Duisburg, Germany’s Museum Küppersmühle (MKM), home to one of the world’s preeminent collections of post-war German art, will celebrate its highly anticipated reopening this weekend with the unveiling of a sizable new expansion designed by Herzog & de Meuron that brings nearly 27,000 square feet of additional exhibition space to the waterfront modern art venue.
The Swiss-based firm also designed the original museum, an ambitious adaptive reuse project that entailed the transformation of a long-disused 19th-century mill grain into a world-class art center and major cultural destination along the Ruhr Industrial Heritage Trail. Operated by the Bonn-based Stiftung für Kunst und Kultur e.V. (Foundation for Art and Culture), the MKM debuted on Duisburg’s Inner Harbour in 1999 as one of several new and renovated landmarks anchoring the sprawling redevelopment of a once-derelict industrial zone master-planned by Foster + Associates. Located at the confluence of the Rhine and Ruhr rivers, the city is home to the world’s largest inland port and is Germany’s 15th-largest city.
The design development phase for Herzog & de Meuron’s five-story MKM extension formally kicked off in 2015 with construction beginning in September 2016. An official groundbreaking occurred the following April with work wrapping up at the end of May of this year.
The project itself dates back even further to 2013, when collectors Sylvia and Ulrich Ströher initiated an extension project to house additional works from their Ströher Collection, which comprises over 2,000 works—predominately paintings but also sculpture and photography—by the likes of Josef Albers, Günther Förg, Imi Knoebel, Fred Thieler, Emil Schumacher, Gerhard Richter, Georg Baselitz, Anselm Kiefer, Sigmar Polke, Erwin Bechtold, Adolf Fleischmann, Wols, and many others. In total, the MKM now displays roughly 300 pieces from the vast collection.
The Ströher family was intimately involved with the design of the extension, which consists of three boxy red brick structures of varying heights that terminate on the far end of the museum site with a new waterfront urban green space populated by 35 sycamore trees.
As part of the expansion, the historic steel grain silos, now flanked by the original three-story museum building and its extension on both sides, were refurbished with bridges installed on the first and second upper levels to fuse together the new and existing galleries. “Both in respect of their exterior appearance and their original material, the silos themselves have been preserved as an industrial monument,” elaborated the MKM in a press statement. Providing guests with sweeping views of the city’s waterfront and the entire Ruhr region beyond is a viewing platform located on the silos that will be open seasonally, weather permitting.
Built in 1865 by industrialist Wilhelm Vedder, the old Küppersmühle building was subject to several alterations and upgrades over the late-19th and early-2oth centuries, including the addition of the steel silos in the 1930s. However, it always operated as a grain mill up until 1972 when it was finally shuttered.

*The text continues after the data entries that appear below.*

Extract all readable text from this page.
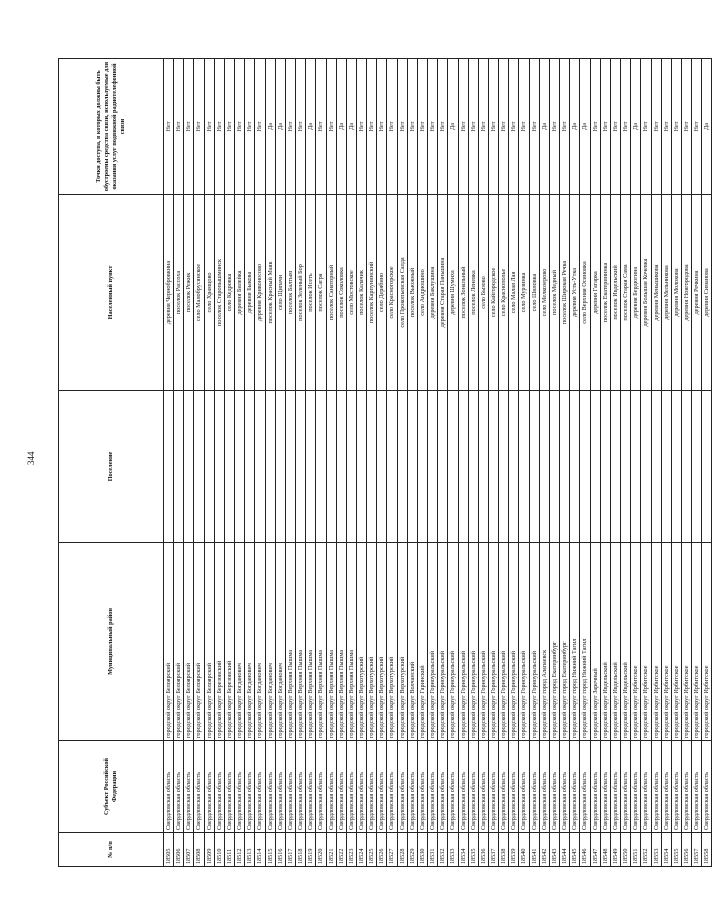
344
№ п/п	Субъект Российской Федерации	Муниципальный район	Поселение	Населенный пункт	Точки доступа, в которых должны быть обустроены средства связи, используемые для оказания услуг подвижной радиотелефонной связи
18505	Свердловская область	городской округ Белоярский		деревня Чернобровкина	Нет
18506	Свердловская область	городской округ Белоярский		поселок Рассоха	Нет
18507	Свердловская область	городской округ Белоярский		поселок Режик	Нет
18508	Свердловская область	городской округ Белоярский		село Малобрусянское	Нет
18509	Свердловская область	городской округ Белоярский		село Храмцово	Нет
18510	Свердловская область	городской округ Березовский		поселок Старопышминск	Нет
18511	Свердловская область	городской округ Березовский		село Кедровка	Нет
18512	Свердловская область	городской округ Богданович		деревня Билейка	Нет
18513	Свердловская область	городской округ Богданович		деревня Быкова	Нет
18514	Свердловская область	городской округ Богданович		деревня Кривоносово	Нет
18515	Свердловская область	городской округ Богданович		поселок Красный Маяк	Да
18516	Свердловская область	городской округ Богданович		село Щипачи	Да
18517	Свердловская область	городской округ Верхняя Пышма		поселок Балтым	Нет
18518	Свердловская область	городской округ Верхняя Пышма		поселок Зеленый Бор	Нет
18519	Свердловская область	городской округ Верхняя Пышма		поселок Исеть	Да
18520	Свердловская область	городской округ Верхняя Пышма		поселок Сагра	Нет
18521	Свердловская область	городской округ Верхняя Пышма		поселок Санаторный	Нет
18522	Свердловская область	городской округ Верхняя Пышма		поселок Соколовка	Да
18523	Свердловская область	городской округ Верхняя Пышма		село Мостовское	Да
18524	Свердловская область	городской округ Верхотурский		поселок Калачик	Нет
18525	Свердловская область	городской округ Верхотурский		поселок Карпунинский	Нет
18526	Свердловская область	городской округ Верхотурский		село Дерябино	Нет
18527	Свердловская область	городской округ Верхотурский		село Красногорское	Нет
18528	Свердловская область	городской округ Верхотурский		село Прокопьевская Салда	Нет
18529	Свердловская область	городской округ Волчанский		поселок Вьюжный	Нет
18530	Свердловская область	городской округ Гаринский		село Андрюшино	Нет
18531	Свердловская область	городской округ Горноуральский		деревня Баклушина	Нет
18532	Свердловская область	городской округ Горноуральский		деревня Старая Паньшина	Нет
18533	Свердловская область	городской округ Горноуральский		деревня Шумиха	Да
18534	Свердловская область	городской округ Горноуральский		поселок Зональный	Нет
18535	Свердловская область	городской округ Горноуральский		поселок Леневка	Нет
18536	Свердловская область	городской округ Горноуральский		село Бызово	Нет
18537	Свердловская область	городской округ Горноуральский		село Кайгородское	Нет
18538	Свердловская область	городской округ Горноуральский		село Краснополье	Нет
18539	Свердловская область	городской округ Горноуральский		село Малая Лая	Нет
18540	Свердловская область	городской округ Горноуральский		село Мурзинка	Нет
18541	Свердловская область	городской округ Горноуральский		село Шиловка	Нет
18542	Свердловская область	городской округ город Алапаевск		село Мелкозерово	Да
18543	Свердловская область	городской округ город Екатеринбург		поселок Медный	Нет
18544	Свердловская область	городской округ город Екатеринбург		поселок Широкая Речка	Нет
18545	Свердловская область	городской округ город Нижний Тагил		деревня Усть-Утка	Да
18546	Свердловская область	городской округ город Нижний Тагил		село Верхняя Осиновка	Да
18547	Свердловская область	городской округ Заречный		деревня Гагарка	Нет
18548	Свердловская область	городской округ Ивдельский		поселок Екатерининка	Нет
18549	Свердловская область	городской округ Ивдельский		поселок Ивдельский	Нет
18550	Свердловская область	городской округ Ивдельский		поселок Старая Сама	Нет
18551	Свердловская область	городской округ Ирбитское		деревня Бердюгина	Да
18552	Свердловская область	городской округ Ирбитское		деревня Большая Кочевка	Нет
18553	Свердловская область	городской округ Ирбитское		деревня Меньшикова	Нет
18554	Свердловская область	городской округ Ирбитское		деревня Мельникова	Нет
18555	Свердловская область	городской округ Ирбитское		деревня Молокова	Нет
18556	Свердловская область	городской округ Ирбитское		деревня Новгородова	Нет
18557	Свердловская область	городской округ Ирбитское		деревня Речкина	Нет
18558	Свердловская область	городской округ Ирбитское		деревня Симанова	Да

“The resulting project constitutes a radical new start,” wrote Herzog & de Meuron in its project narrative for the MKM extension. “The original idea of an illuminated cube balanced on the silo towers and visible from afar has been jettisoned. Instead, we propose to erect a building whose dimensions and materials accord with the sequence of historic brick structures lining the dockside. The new structure thus completes the existing museum complex in a visually appropriate way and forms a suitable conclusion to the row of buildings along the dock. At first glance it might seem as though the new building had always been there.”
While the exterior of the tripartite new museum building blends harmoniously into its historic Inner Harbour environs, the interior has yielded a total of 36 new “brightly-lit and clearly structured” exhibition rooms for presenting works from the Ströher Collection. Galleries in the original museum building have also been reorganized and rehung as part of the expansion project. The MKM’s total exhibition space now spans over 65,000 square feet.
“The new exhibition areas echo the overall additive character of the Küppersmühle as a typical industrial facility of the nineteenth and twentieth centuries,” explained Herzog & de Meuron. “In their architecture and interior design, the galleries echo the existing exhibition spaces.”
In addition to highlights from the core collection, current exhibitions include a showing of photographs by Andreas Gursky that runs through the end of January 2022.
“ […] the principal objective of the collectors, namely to present “their” artists with selections of works from across the different creative phases of their careers is a godsend for the museum,” said MKM director Walter Smerling in a statement. “For now visitors can experience German art history first-hand, compare the teacher and student generations, and trace the artistic development of famous individual artists. The extension, and the new opening, which will see the collection presented on this scale for the first time, represents a priceless asset for the artistic landscape of the Federal Republic of Germany.”